Fed Up isn't the first documentary about our nation's food crisis, but it is likely to be the most impactful. With the backing of Katie Couric (who conceptualized and narrates the film) and Laurie David (who produced the Oscar-winning An Inconvenient Truth), Fed Up takes a no-holds-barred approach to addressing how the food industry is causing rates of childhood obesity and disease to skyrocket.
"I've been in the news business for 35 years, and I noticed that as time went by, I was covering more and more stories about childhood obesity. But they were always snapshots of information — the latest study, the newest shocking statistic. I felt frustrated that no one was taking a truly comprehensive look at the problem — what was causing it, how have we changed our diets, what should we be doing differently — but instead took conventional wisdom and repeated it over and over again," Couric said.
She reached out to director Stephanie Soechtig, and the project took off. Soechtig sent recorders off to several obese children and teens across the country and asked them to record their personal journeys. "The footage that we got back from these kids was so candid and so personal," she told us.
Using these real-life examples as the framework for the documentary, Fed Up  invites its viewers to take a brutally honest look at consumption in our country and the impact it's having on our kids. We can almost guarantee that it will change the way you think about food and approach feeding your family. Fed Up hits theaters on May 9. But before that, you can check out 10 of the most shocking facts that we learned from previewing the movie. Even if you consider yourself to be knowledgable about nutrition, you'll learn something new.
Source: Fed Up ; Front Page Image Source: Getty 
More Than Half of All School Districts Sell Fast Food to Kids
In 1981, as part of the National School Lunch Act, President Ronald Reagan cut $1.46 billion out of the child nutrition budget. As a result, the government turned to the food industry for a cheap, simple alternative to prepping their own food from scratch.
In 2006, 80 percent of all high schools operated under exclusive contracts with soda companies.
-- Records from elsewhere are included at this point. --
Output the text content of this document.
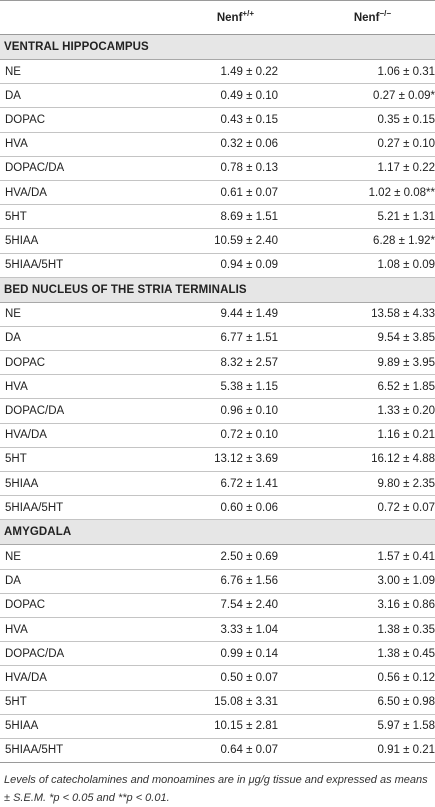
	Nenf+/+	Nenf−/−
VENTRAL HIPPOCAMPUS		
NE	1.49 ± 0.22	1.06 ± 0.31
DA	0.49 ± 0.10	0.27 ± 0.09*
DOPAC	0.43 ± 0.15	0.35 ± 0.15
HVA	0.32 ± 0.06	0.27 ± 0.10
DOPAC/DA	0.78 ± 0.13	1.17 ± 0.22
HVA/DA	0.61 ± 0.07	1.02 ± 0.08**
5HT	8.69 ± 1.51	5.21 ± 1.31
5HIAA	10.59 ± 2.40	6.28 ± 1.92*
5HIAA/5HT	0.94 ± 0.09	1.08 ± 0.09
BED NUCLEUS OF THE STRIA TERMINALIS		
NE	9.44 ± 1.49	13.58 ± 4.33
DA	6.77 ± 1.51	9.54 ± 3.85
DOPAC	8.32 ± 2.57	9.89 ± 3.95
HVA	5.38 ± 1.15	6.52 ± 1.85
DOPAC/DA	0.96 ± 0.10	1.33 ± 0.20
HVA/DA	0.72 ± 0.10	1.16 ± 0.21
5HT	13.12 ± 3.69	16.12 ± 4.88
5HIAA	6.72 ± 1.41	9.80 ± 2.35
5HIAA/5HT	0.60 ± 0.06	0.72 ± 0.07
AMYGDALA		
NE	2.50 ± 0.69	1.57 ± 0.41
DA	6.76 ± 1.56	3.00 ± 1.09
DOPAC	7.54 ± 2.40	3.16 ± 0.86
HVA	3.33 ± 1.04	1.38 ± 0.35
DOPAC/DA	0.99 ± 0.14	1.38 ± 0.45
HVA/DA	0.50 ± 0.07	0.56 ± 0.12
5HT	15.08 ± 3.31	6.50 ± 0.98
5HIAA	10.15 ± 2.81	5.97 ± 1.58
5HIAA/5HT	0.64 ± 0.07	0.91 ± 0.21
Levels of catecholamines and monoamines are in μg/g tissue and expressed as means ± S.E.M. *p < 0.05 and **p < 0.01.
By 2012, more than half of all US school districts served fast food, including sugar-sweetened soft drinks.
Our Kids Are Being Targeted — Constantly
Our kids see an average of 4,000 food-related ads each year, which amounts to about 10 per day.
The US Is Slacking
Other countries are doing more than we are about combating the food crisis. In Mexico, there's now a 5 percent tax on junk food; Britain has a ban on TV and radio ads for food that's high in fat, salt, and sugar to kids under 16; and in Sweden and Norway, there's a ban on all advertising targeted at children.
Obesity in Young Adults Is Limiting Their Options
Approximately 25 percent of 17- to 24-year-olds are too overweight to serve in the military.
Diabetes Is on the Rise (Big Time)
By 2050, one in every three Americans will have diabetes.
A Soda a Day . . .
Drinking just one soft drink per day can increase your child's risk for obesity by 60 percent.
Sugar Can Be Scarily Deceptive
If you're perusing your packaged food's nutritional content searching simply for "sugar," you could be missing out on one of the many, many ingredients that it goes incognito as. Agave nectar, corn syrup, dextrose, fruit juice, turbinado, maltose, sorghum syrup, and refiner's syrup are just a few spots where sugar could be hiding.
Take POPSUGAR Food's What Do You Know About Hidden Sugars? quiz  to see just how knowledgeable you are on the topic.
Sugar Is Addictive
Research shows that sugar is more addictive than alcohol, tobacco, and even cocaine. It alters the brain chemistry to produce cravings. Of the 600,000 items being sold in grocery stores in the US, a whopping 80 percent have added sugar.
The Scale Can Lie
Up to 40 percent of "healthy" weight people have the same metabolic dysfunction as those who are obese. Dr. Jimmie Bell coined the term "TOFI" (thin on the outside, fat on the inside) to define this group.
And Most Appalling of All . . .
Our generation's life expectancy is longer than that of our children.